Isaac Herzog, the Labor Party's leader today, is the product of this Zionism, one of its own. His father, Chaim Herzog, was the sixth president of the State of Israel, a general in the reserves of the Israel Defense Forces' intelligence corps. Herzog's grandfather, Rabbi Isaac Halevy Herzog, was Israel's first Ashkenazi chief rabbi. Despite his religious roots, Herzog is a secular, pragmatic, liberal Zionist — the ultimate representative of what used to be here.

Economy and Trade Minister Bennett is the new Zionist. Who doesn't make do with little. Whose motives aren't creating a state "like all others" for the Jewish people, but the revival of the historic kingdom of Israel. Herzog has no higher regulator. If he sits in the prime minister's chair, he will make the most efficient and right decisions, in his judgment. Bennett, on the other hand, is a religious Jew, with a higher imperative, with an ultimate regulator.

This somehow parallels the comparison between the PLO and Hamas, the difference between a national liberation movement and a religious terror organization. Fatah, too, used and uses terror throughout the years, but its representatives can sit opposite Israel in peace negotiations, while Hamas representatives could not and would never do so, since according to their religious belief all the land of "Palestine" is Muslim waqf (holy trust) land. Period.

Which Zionism will win? It's too early to tell.

The demographics work in favor of Bennett's Zionism. Common sense favors Herzog's Zionism. This struggle is between different cultures. Bennett was not embarrassed to declare, in his appearance at the Saban Forum in December 2014, that the secular Zionism that established the state ended its historic role and thus he and his people are here to grab the baton and continue the race.

It seems to me that the baton has not been passed to them yet. It seems to me that if Bennett had stood in first Israeli Prime Minister David Ben-Gurion's place after the 1947 United Nations accepted the partition plan and had to decide whether to declare the establishment of a Jewish state in the bounds of the partition, Bennett would have put off the partition decision and would have preferred to fight for larger borders.

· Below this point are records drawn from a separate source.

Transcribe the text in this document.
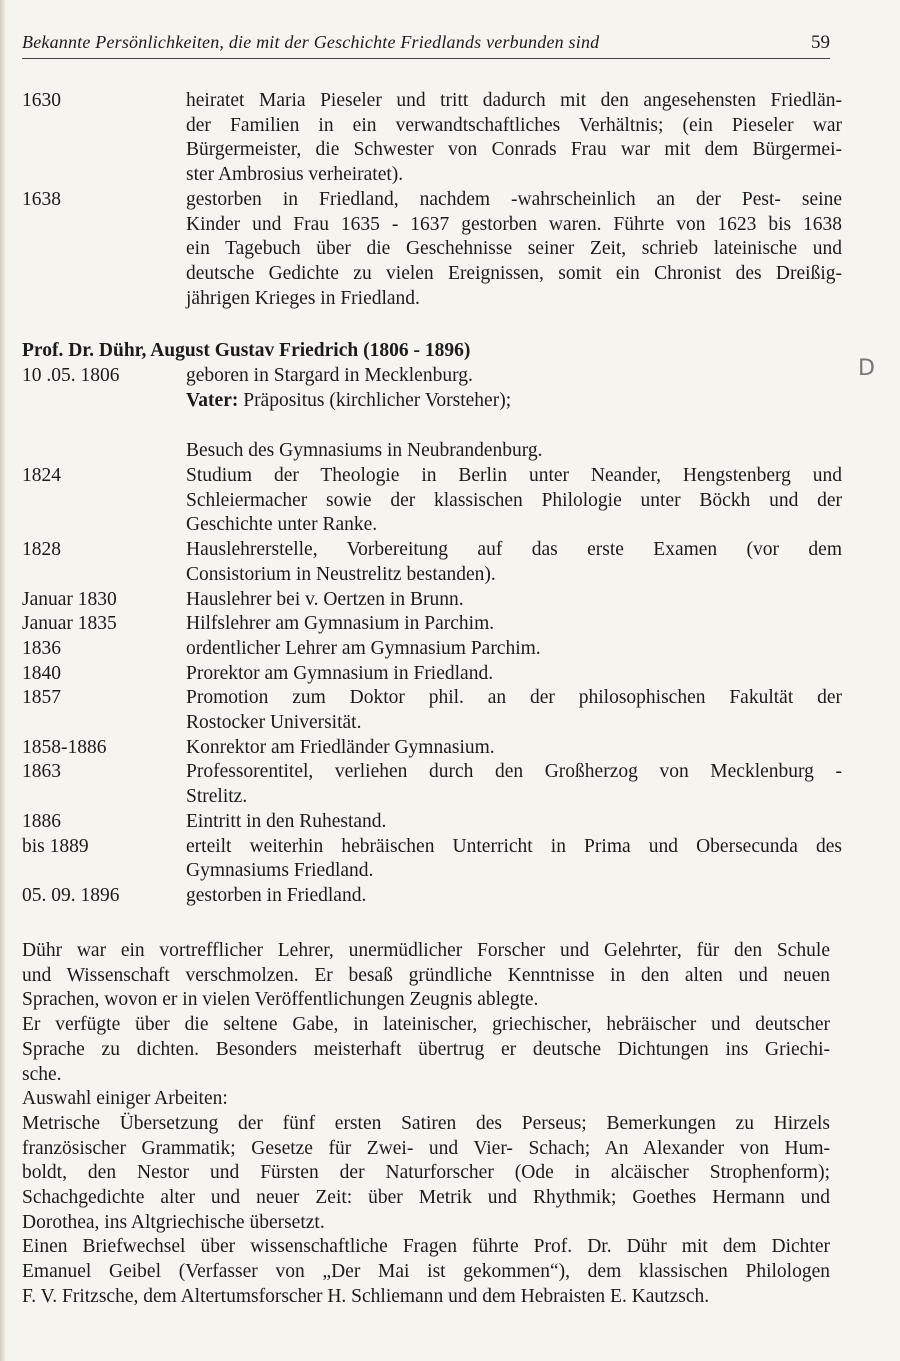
Bekannte Persönlichkeiten, die mit der Geschichte Friedlands verbunden sind	59
1630	heiratet Maria Pieseler und tritt dadurch mit den angesehensten Friedlän-
der Familien in ein verwandtschaftliches Verhältnis; (ein Pieseler war
Bürgermeister, die Schwester von Conrads Frau war mit dem Bürgermei-
ster Ambrosius verheiratet).
1638	gestorben in Friedland, nachdem -wahrscheinlich an der Pest- seine
Kinder und Frau 1635 - 1637 gestorben waren. Führte von 1623 bis 1638
ein Tagebuch über die Geschehnisse seiner Zeit, schrieb lateinische und
deutsche Gedichte zu vielen Ereignissen, somit ein Chronist des Dreißig-
jährigen Krieges in Friedland.
Prof. Dr. Dühr, August Gustav Friedrich (1806 - 1896)
10 .05. 1806	geboren in Stargard in Mecklenburg.
Vater: Präpositus (kirchlicher Vorsteher);
Besuch des Gymnasiums in Neubrandenburg.
1824	Studium der Theologie in Berlin unter Neander, Hengstenberg und
Schleiermacher sowie der klassischen Philologie unter Böckh und der
Geschichte unter Ranke.
1828	Hauslehrerstelle, Vorbereitung auf das erste Examen (vor dem
Consistorium in Neustrelitz bestanden).
Januar 1830	Hauslehrer bei v. Oertzen in Brunn.
Januar 1835	Hilfslehrer am Gymnasium in Parchim.
1836	ordentlicher Lehrer am Gymnasium Parchim.
1840	Prorektor am Gymnasium in Friedland.
1857	Promotion zum Doktor phil. an der philosophischen Fakultät der
Rostocker Universität.
1858-1886	Konrektor am Friedländer Gymnasium.
1863	Professorentitel, verliehen durch den Großherzog von Mecklenburg -
Strelitz.
1886	Eintritt in den Ruhestand.
bis 1889	erteilt weiterhin hebräischen Unterricht in Prima und Obersecunda des
Gymnasiums Friedland.
05. 09. 1896	gestorben in Friedland.

Dühr war ein vortrefflicher Lehrer, unermüdlicher Forscher und Gelehrter, für den Schule
und Wissenschaft verschmolzen. Er besaß gründliche Kenntnisse in den alten und neuen
Sprachen, wovon er in vielen Veröffentlichungen Zeugnis ablegte.

Er verfügte über die seltene Gabe, in lateinischer, griechischer, hebräischer und deutscher
Sprache zu dichten. Besonders meisterhaft übertrug er deutsche Dichtungen ins Griechi-
sche.

Auswahl einiger Arbeiten:

Metrische Übersetzung der fünf ersten Satiren des Perseus; Bemerkungen zu Hirzels
französischer Grammatik; Gesetze für Zwei- und Vier- Schach; An Alexander von Hum-
boldt, den Nestor und Fürsten der Naturforscher (Ode in alcäischer Strophenform);
Schachgedichte alter und neuer Zeit: über Metrik und Rhythmik; Goethes Hermann und
Dorothea, ins Altgriechische übersetzt.

Einen Briefwechsel über wissenschaftliche Fragen führte Prof. Dr. Dühr mit dem Dichter
Emanuel Geibel (Verfasser von „Der Mai ist gekommen“), dem klassischen Philologen
F. V. Fritzsche, dem Altertumsforscher H. Schliemann und dem Hebraisten E. Kautzsch.

D
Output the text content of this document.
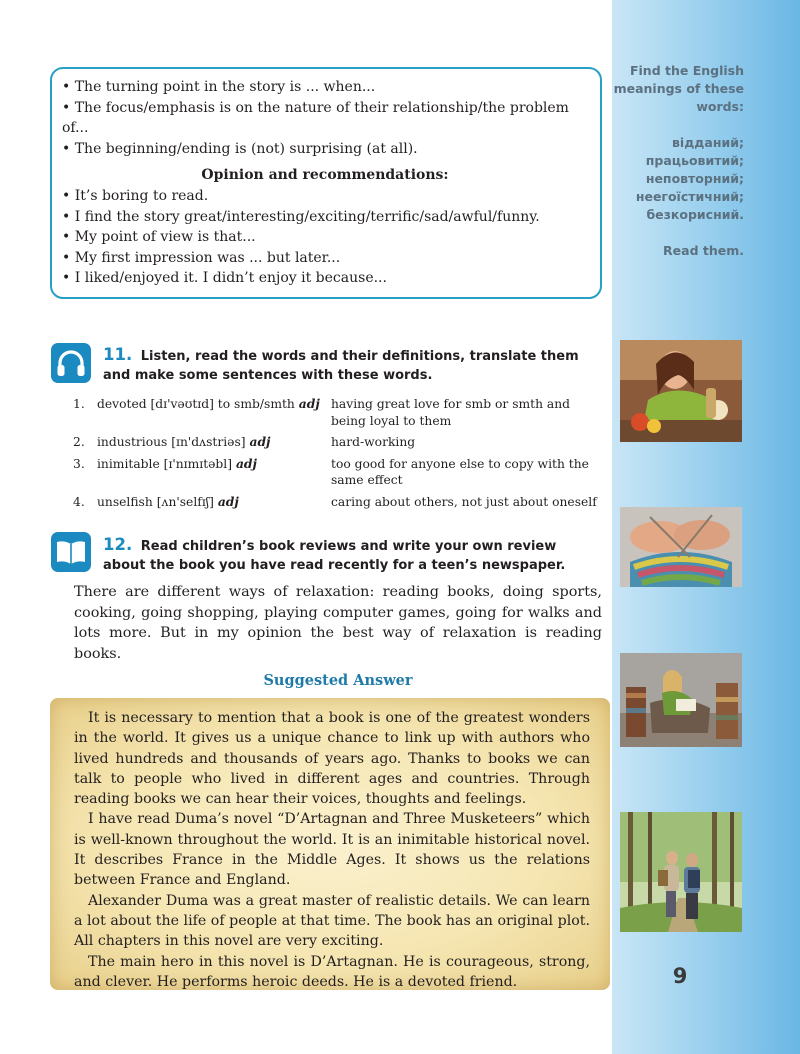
Find the English
meanings of these
words:
відданий;
працьовитий;
неповторний;
неегоїстичний;
безкорисний.
Read them.
9
• The turning point in the story is ... when...
• The focus/emphasis is on the nature of their relationship/the problem of...
• The beginning/ending is (not) surprising (at all).
Opinion and recommendations:
• It’s boring to read.
• I find the story great/interesting/exciting/terrific/sad/awful/funny.
• My point of view is that...
• My first impression was ... but later...
• I liked/enjoyed it. I didn’t enjoy it because...
11. Listen, read the words and their definitions, translate them and make some sentences with these words.
1.	devoted [dɪ'vəʊtɪd] to smb/smth adj	having great love for smb or smth and being loyal to them
2.	industrious [ɪn'dʌstriəs] adj	hard-working
3.	inimitable [ɪ'nɪmɪtəbl] adj	too good for anyone else to copy with the same effect
4.	unselfish [ʌn'selfɪʃ] adj	caring about others, not just about oneself
12. Read children’s book reviews and write your own review about the book you have read recently for a teen’s newspaper.
There are different ways of relaxation: reading books, doing sports, cooking, going shopping, playing computer games, going for walks and lots more. But in my opinion the best way of relaxation is reading books.
Suggested Answer

It is necessary to mention that a book is one of the greatest wonders in the world. It gives us a unique chance to link up with authors who lived hundreds and thousands of years ago. Thanks to books we can talk to people who lived in different ages and countries. Through reading books we can hear their voices, thoughts and feelings.

I have read Duma’s novel “D’Artagnan and Three Musketeers” which is well-known throughout the world. It is an inimitable historical novel. It describes France in the Middle Ages. It shows us the relations between France and England.

Alexander Duma was a great master of realistic details. We can learn a lot about the life of people at that time. The book has an original plot. All chapters in this novel are very exciting.

The main hero in this novel is D’Artagnan. He is courageous, strong, and clever. He performs heroic deeds. He is a devoted friend.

The courage, pragmatism and vision of Ben-Gurion enabled him to curb criticism and achieve a majority's support for the establishment of the Jewish state within the strange, narrow borders of the partition.

Ben-Gurion's historic decision brought about the creation of the state, but the state, in its conduct, has now brought Ben-Gurion's Zionism to find itself in an existential struggle with the new Zionism.

Following the announcement of the primary results in his party, Bennett surprisingly declared, "The day is approaching when we will lead the country." This was the first time he spoke about the possibility that he would vie for the role of prime minister. It seems to me that he is jumping the gun. The chance that he would be prime minister after the coming election is slim. On the other hand, the chance that he would succeed in reaching this post eventually is real, and this would be a precedent. Israel never had a prime minister from one of the sectors (ultra-Orthodox, religious Zionist, Arab). This glass ceiling is now in danger. Some believe that the danger is not just for the glass ceiling, but for the entire edifice.